Comment éviter les conflits dans Git
Table des matières
- Introduction
- 1. Comprendre Git et ce qu’est un conflit de fusion
- 2. Organiser intelligemment les travaux en amont
- 3. Modulariser suffisamment son code
- 4. Travailler sur des branches séparées
- 5. Synchroniser son travail très souvent et régulièrement
- 6. Résoudre les conflits rapidement
- 7. Faire des commits fréquents et atomiques
- 8. Mettre en place des outils de contrôle et formatage de code
- 9. Définir des standards, règles et normes d’équipes
- 10. Automatiser les traitements ou contrôles via les hooks Git
- 11. Mettre en place un pipeline d’intégration continue
- 12. Communiquer, communiquer, communiquer
- Conclusion
Introduction
Lorsque l’on travaille sur un projet en équipe, il est courant de rencontrer des conflits d’édition ou fusion de code. C’est une situation tout à fait “normale” de Git.
Si le plus souvent, tout se passe très bien, la résolution de conflit reste un exercice délicat et dans certains cas, la situation peut rapidement déraper et virer au cauchemar (pendant des heures, des jours, voire des mois).

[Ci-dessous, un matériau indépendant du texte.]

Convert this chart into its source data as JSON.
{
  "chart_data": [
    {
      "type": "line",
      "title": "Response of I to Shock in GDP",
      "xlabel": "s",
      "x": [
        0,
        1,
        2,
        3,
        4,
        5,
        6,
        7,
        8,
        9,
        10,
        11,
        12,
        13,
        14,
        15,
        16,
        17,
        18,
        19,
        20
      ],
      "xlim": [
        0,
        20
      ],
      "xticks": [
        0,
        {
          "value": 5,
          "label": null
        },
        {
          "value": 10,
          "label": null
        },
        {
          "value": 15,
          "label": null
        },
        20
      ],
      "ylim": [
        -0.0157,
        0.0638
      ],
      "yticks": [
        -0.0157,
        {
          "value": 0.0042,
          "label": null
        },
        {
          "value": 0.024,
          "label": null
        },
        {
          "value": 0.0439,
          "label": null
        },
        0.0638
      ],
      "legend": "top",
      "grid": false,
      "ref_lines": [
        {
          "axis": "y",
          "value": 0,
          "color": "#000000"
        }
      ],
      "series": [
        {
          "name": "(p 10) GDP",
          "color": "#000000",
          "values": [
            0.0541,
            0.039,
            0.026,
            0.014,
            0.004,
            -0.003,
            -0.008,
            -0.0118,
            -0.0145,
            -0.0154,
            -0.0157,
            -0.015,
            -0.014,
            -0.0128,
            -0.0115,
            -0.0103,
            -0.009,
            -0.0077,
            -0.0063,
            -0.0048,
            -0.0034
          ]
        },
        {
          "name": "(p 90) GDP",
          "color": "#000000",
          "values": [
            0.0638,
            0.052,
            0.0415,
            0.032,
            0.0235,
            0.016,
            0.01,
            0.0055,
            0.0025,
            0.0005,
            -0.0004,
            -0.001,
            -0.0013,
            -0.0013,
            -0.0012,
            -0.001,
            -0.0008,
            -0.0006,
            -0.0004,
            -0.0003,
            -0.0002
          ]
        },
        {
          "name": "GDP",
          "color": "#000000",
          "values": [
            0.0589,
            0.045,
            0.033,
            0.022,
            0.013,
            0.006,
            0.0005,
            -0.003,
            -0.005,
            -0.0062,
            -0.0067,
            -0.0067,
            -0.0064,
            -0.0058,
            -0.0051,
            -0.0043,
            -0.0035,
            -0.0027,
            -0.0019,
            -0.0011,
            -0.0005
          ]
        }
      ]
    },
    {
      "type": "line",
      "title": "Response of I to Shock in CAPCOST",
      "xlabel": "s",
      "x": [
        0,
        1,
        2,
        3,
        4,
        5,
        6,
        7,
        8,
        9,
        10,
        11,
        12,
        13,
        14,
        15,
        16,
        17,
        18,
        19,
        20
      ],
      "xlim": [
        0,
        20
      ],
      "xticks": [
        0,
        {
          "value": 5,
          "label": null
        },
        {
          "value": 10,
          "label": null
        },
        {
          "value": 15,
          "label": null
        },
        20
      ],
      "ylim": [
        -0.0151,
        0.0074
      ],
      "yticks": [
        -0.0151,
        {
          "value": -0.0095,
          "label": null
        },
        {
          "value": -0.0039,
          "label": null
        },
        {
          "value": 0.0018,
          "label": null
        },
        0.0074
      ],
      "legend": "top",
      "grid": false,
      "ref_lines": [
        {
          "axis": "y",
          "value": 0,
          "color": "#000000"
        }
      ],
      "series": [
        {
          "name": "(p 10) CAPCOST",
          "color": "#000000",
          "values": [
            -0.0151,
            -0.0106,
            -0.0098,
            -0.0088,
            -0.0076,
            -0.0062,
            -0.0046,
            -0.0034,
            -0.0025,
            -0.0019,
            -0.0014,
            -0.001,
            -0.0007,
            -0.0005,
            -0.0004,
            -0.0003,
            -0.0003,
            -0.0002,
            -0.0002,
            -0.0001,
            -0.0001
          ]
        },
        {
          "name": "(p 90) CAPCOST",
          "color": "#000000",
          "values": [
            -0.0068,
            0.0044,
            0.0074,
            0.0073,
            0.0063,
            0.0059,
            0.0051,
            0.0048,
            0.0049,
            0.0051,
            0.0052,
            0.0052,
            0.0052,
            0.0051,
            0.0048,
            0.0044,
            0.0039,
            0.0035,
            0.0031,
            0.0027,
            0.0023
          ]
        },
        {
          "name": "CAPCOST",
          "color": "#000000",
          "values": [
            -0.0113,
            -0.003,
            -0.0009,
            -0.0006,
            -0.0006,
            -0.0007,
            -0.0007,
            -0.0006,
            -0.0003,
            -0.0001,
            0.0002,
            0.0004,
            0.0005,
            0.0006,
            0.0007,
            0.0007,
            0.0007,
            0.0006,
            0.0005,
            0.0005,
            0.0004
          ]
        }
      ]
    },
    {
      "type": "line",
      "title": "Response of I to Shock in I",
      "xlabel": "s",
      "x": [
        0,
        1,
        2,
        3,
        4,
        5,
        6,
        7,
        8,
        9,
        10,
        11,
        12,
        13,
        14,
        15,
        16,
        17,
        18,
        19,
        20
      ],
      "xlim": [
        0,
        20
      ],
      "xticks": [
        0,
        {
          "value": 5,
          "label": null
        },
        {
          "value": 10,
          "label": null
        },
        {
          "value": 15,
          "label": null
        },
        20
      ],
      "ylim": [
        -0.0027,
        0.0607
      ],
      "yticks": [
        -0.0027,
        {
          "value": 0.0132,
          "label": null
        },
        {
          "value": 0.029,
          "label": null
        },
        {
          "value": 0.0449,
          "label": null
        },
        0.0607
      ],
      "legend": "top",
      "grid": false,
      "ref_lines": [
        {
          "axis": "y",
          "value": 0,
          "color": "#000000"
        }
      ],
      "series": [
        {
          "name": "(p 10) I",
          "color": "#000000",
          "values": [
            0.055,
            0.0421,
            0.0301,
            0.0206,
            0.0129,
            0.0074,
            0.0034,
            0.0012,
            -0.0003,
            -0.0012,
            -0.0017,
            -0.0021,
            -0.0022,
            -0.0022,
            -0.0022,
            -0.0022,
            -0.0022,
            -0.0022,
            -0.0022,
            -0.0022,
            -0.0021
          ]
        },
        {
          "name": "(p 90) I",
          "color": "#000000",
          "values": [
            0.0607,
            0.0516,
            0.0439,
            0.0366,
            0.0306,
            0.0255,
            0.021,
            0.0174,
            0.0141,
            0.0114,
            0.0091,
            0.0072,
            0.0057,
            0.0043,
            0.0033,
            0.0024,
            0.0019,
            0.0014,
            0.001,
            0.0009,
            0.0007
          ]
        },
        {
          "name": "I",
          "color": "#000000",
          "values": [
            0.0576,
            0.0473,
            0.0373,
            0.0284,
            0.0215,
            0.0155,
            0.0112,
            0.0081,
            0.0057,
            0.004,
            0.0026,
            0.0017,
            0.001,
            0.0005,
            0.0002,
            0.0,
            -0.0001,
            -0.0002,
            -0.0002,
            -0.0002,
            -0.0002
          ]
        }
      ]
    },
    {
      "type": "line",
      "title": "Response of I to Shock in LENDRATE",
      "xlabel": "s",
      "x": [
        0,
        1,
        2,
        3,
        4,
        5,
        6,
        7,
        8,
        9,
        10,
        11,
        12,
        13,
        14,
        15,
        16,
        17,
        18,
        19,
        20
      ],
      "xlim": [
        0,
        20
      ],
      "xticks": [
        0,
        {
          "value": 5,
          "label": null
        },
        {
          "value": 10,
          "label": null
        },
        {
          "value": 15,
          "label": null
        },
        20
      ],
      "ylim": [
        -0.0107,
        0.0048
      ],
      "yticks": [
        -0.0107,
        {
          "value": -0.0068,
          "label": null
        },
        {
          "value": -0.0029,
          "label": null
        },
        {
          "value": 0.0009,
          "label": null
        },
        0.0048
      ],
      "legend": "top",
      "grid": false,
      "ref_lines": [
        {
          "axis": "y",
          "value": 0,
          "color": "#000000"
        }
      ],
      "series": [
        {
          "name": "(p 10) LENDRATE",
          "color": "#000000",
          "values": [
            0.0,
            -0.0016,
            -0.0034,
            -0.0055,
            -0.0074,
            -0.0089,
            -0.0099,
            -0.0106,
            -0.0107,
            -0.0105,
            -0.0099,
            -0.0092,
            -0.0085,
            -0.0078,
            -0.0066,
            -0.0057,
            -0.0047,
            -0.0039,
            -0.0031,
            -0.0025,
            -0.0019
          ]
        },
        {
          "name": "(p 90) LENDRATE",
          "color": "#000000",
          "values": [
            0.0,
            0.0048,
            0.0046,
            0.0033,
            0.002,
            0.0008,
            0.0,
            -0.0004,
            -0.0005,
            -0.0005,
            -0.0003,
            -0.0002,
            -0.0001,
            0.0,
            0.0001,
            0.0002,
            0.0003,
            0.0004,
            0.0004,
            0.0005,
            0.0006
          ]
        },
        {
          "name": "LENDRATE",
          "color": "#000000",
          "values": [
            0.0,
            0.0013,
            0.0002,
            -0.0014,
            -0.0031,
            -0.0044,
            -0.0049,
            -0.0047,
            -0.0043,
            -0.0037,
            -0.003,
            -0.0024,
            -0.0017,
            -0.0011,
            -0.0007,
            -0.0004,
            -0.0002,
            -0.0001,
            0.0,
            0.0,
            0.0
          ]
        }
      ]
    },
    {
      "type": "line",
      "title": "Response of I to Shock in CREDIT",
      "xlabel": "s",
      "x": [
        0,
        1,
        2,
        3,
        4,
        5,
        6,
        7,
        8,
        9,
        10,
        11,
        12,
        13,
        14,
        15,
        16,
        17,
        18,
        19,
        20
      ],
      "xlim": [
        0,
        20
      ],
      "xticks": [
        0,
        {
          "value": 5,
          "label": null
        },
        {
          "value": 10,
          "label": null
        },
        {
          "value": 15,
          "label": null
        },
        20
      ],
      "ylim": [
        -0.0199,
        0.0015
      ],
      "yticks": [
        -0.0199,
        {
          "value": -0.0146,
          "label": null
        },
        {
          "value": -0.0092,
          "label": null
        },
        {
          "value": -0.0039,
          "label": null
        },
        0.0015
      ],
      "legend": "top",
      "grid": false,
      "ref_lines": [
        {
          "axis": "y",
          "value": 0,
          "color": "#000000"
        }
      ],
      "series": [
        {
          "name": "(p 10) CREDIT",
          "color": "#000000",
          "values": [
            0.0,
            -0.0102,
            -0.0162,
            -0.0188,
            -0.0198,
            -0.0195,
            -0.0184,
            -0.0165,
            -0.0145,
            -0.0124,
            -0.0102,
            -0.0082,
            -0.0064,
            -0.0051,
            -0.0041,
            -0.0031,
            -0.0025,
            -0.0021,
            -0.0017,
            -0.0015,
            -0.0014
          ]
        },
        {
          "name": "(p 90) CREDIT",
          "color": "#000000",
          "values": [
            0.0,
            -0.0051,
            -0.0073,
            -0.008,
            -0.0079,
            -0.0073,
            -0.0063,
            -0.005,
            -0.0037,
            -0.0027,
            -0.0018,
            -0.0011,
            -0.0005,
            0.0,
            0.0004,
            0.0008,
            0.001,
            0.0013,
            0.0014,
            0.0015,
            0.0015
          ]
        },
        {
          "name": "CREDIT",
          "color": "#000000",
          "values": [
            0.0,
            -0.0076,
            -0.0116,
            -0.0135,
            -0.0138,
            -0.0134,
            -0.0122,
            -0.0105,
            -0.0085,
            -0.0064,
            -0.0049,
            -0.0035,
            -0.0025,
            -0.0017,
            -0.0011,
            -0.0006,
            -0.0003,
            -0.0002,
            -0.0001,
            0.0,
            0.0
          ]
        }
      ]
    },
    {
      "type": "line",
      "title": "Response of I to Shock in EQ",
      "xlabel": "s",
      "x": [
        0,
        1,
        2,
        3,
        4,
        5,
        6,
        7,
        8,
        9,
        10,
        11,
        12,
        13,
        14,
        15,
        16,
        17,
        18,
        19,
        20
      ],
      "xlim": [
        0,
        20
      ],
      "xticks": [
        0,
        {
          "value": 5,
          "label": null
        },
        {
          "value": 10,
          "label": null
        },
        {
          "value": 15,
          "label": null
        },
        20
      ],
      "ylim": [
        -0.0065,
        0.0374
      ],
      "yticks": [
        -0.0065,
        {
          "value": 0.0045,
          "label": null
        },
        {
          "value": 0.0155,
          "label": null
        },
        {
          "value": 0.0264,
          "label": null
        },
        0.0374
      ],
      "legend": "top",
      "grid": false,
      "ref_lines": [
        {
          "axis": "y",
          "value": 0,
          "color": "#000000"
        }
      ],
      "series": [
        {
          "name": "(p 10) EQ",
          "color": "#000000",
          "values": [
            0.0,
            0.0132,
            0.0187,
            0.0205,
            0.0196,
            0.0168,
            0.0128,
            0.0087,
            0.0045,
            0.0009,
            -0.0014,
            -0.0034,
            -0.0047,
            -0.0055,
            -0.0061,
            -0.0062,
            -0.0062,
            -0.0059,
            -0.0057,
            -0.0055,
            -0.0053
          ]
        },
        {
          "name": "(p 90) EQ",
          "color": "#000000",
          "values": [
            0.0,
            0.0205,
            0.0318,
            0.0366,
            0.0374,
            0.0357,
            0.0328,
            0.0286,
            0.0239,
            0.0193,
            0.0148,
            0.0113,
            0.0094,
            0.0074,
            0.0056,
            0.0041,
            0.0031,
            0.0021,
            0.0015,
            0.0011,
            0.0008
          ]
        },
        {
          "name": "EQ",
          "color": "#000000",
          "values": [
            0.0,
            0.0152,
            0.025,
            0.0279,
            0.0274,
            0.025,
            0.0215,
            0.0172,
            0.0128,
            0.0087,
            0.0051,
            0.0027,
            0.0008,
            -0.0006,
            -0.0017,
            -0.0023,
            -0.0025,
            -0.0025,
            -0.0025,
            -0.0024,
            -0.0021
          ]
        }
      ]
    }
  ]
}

La meilleure façon de traiter les conflits efficacement est de les éviter, les réduire ou les prévenir autant que possible. Pour ce faire, il existe certaines techniques, bonnes pratiques, outils et autres astuces.
1. Comprendre Git et ce qu’est un conflit de fusion
C’est tout à fait basique, mais la première chose à faire pour éviter des conflits de Git est de comprendre a minima comment fonctionne le logiciel de gestion de versions et les concepts qu’il met en œuvre ou implémente :
- l’aspect décentralisé via les remotes (distant et local),
- le suivi et indexation des modifications via la notion d’areas (working, staging, commited),
- la façon de modéliser des changements de code à travers les commits,
- la parallélisation de chantiers grâce au système de branches,
- etc.
Aussi, il est primordial de comprendre ce qu’est un conflit de fusion (aussi appelé “conflit de merge”), ce que cela signifie, pour quel scope, dans quelles circonstances il survient, quand, pourquoi et comment le résoudre ("git rebase -i
mon ami pour la vie ❤️"), etc.
Le site d’Atlassian fournit une bonne explication :
Les conflits surviennent généralement lorsque deux personnes ont modifié les mêmes lignes dans un fichier, ou si un développeur a supprimé un fichier alors qu’un autre développeur le modifiait. Dans ces cas, Git ne peut pas déterminer automatiquement la version correcte. Les conflits n’affectent que le développeur qui effectue le merge, les autres membres de l’équipe ne sont pas conscients du conflit. Git marquera le fichier comme étant en conflit et arrêtera le processus de merge. Il incombe alors aux développeurs de résoudre le conflit.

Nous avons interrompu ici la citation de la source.